Ingredients
2 tablespoons extra-virgin olive oil
1 1/2 pounds baby potatoes, quartered (small ones halved)
1 teaspoon kosher salt, plus more to taste
1/4 cup freshly squeezed lemon juice (from 2 lemons)
1 teaspoon saffron threads, crushed and dissolved in 1/2 cup hot water
1 teaspoon whole black peppercorns
1/4 cup flat-leaf parsley and fine stems, roughly chopped
Instructions
  1. Heat the oil in a 12-inch cast iron or other heavy skillet over medium-high heat until shimmering. Then add the potatoes in an even layer, season with a big sprinkle of salt, and cook, stirring at 1 minute increments to allow the potatoes to make uninterrupted contact with the pan, until most of the potatoes are browned in spots, about 10 minutes (open the windows or a fan as it might a little smoky).
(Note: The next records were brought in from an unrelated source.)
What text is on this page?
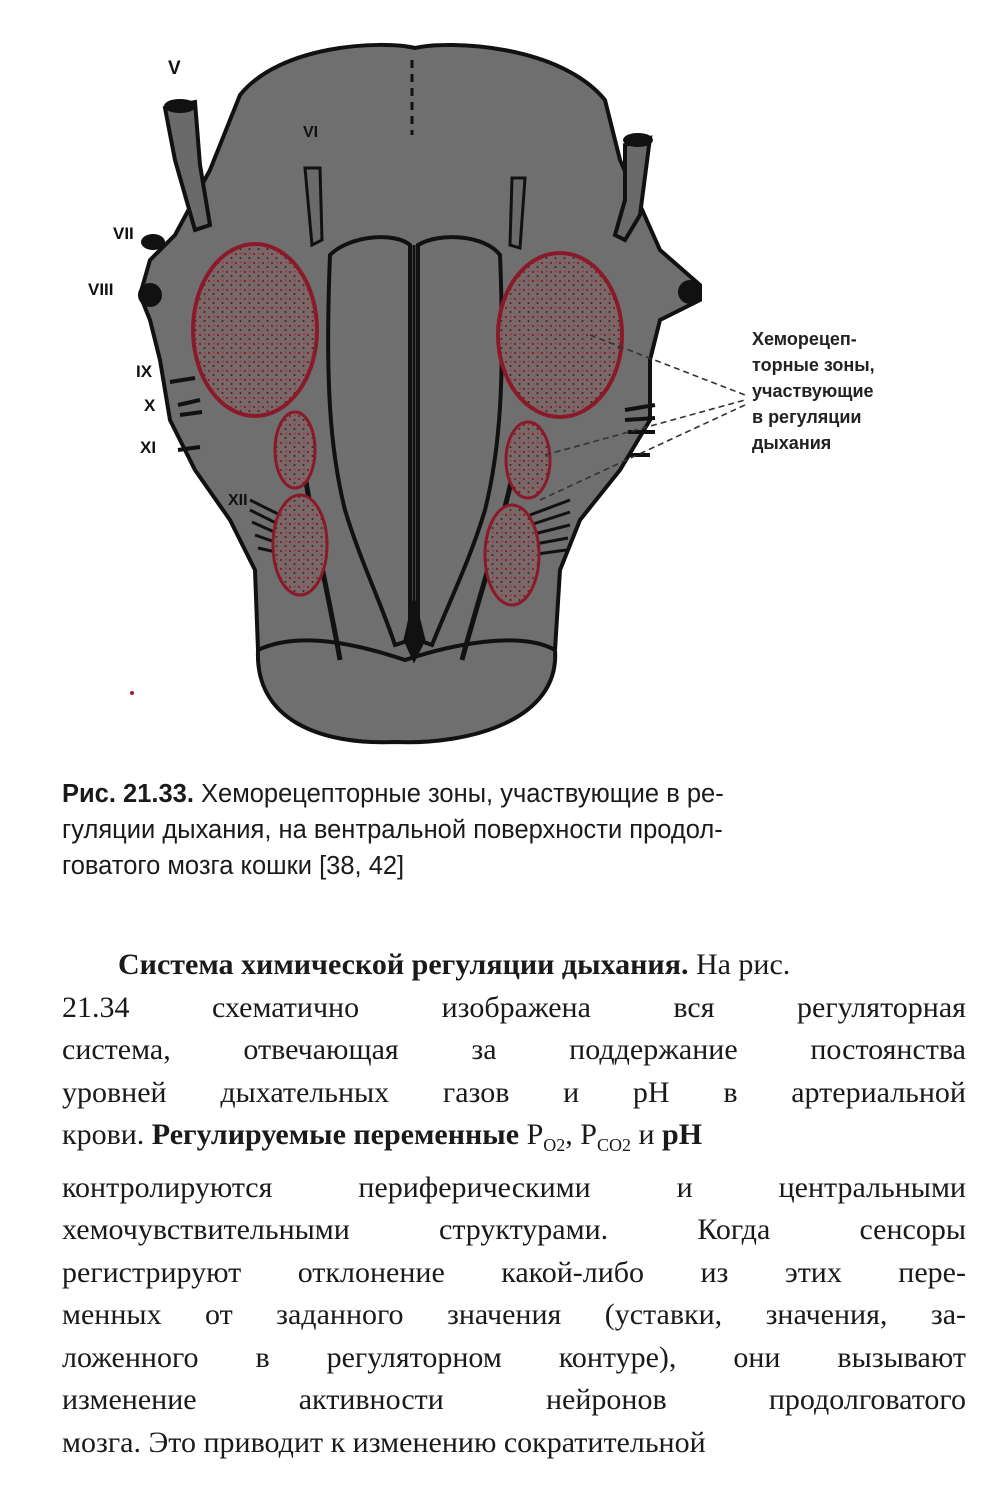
V
VI
VII
VIII
IX
X
XI
XII
Хеморецеп-
торные зоны,
участвующие
в регуляции
дыхания
Рис. 21.33. Хеморецепторные зоны, участвующие в ре-
гуляции дыхания, на вентральной поверхности продол-
говатого мозга кошки [38, 42]
Система химической регуляции дыхания. На рис.
21.34	схематично	изображена	вся	регуляторная
система, отвечающая за поддержание постоянства
уровней дыхательных газов и pH в артериальной
крови. Регулируемые переменные $P_{O2}$, $P_{CO2}$ и pH
контролируются	периферическими	и	центральными
хемочувствительными	структурами.	Когда	сенсоры
регистрируют отклонение какой-либо из этих пере-
менных от заданного значения (уставки, значения, за-
ложенного в регуляторном контуре), они вызывают
изменение	активности	нейронов	продолговатого
мозга. Это приводит к изменению сократительной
  2. Once the potatoes have browned, add the lemon juice, steeped saffron water, and another 1/2 cup hot water to the pan. Add the black peppercorns and 1 teaspoon salt to the potatoes, stirring to combine. (The potatoes won’t be fully submerged and that’s okay.) Adjust the heat to maintain a simmer, stirring occasionally, until the potatoes are easily pierced with a fork, 15 to 20 minutes more. If the pan looks too dry at any point, then add another tablespoon of warm water at a time.
  3. Remove from the stove and top with the parsley; serve out of the pan, or make sure to scrape every last bit of juice on the bottom of the pan if transferring to a serving bowl. (You can eat the peppercorns, if you like or skip them.)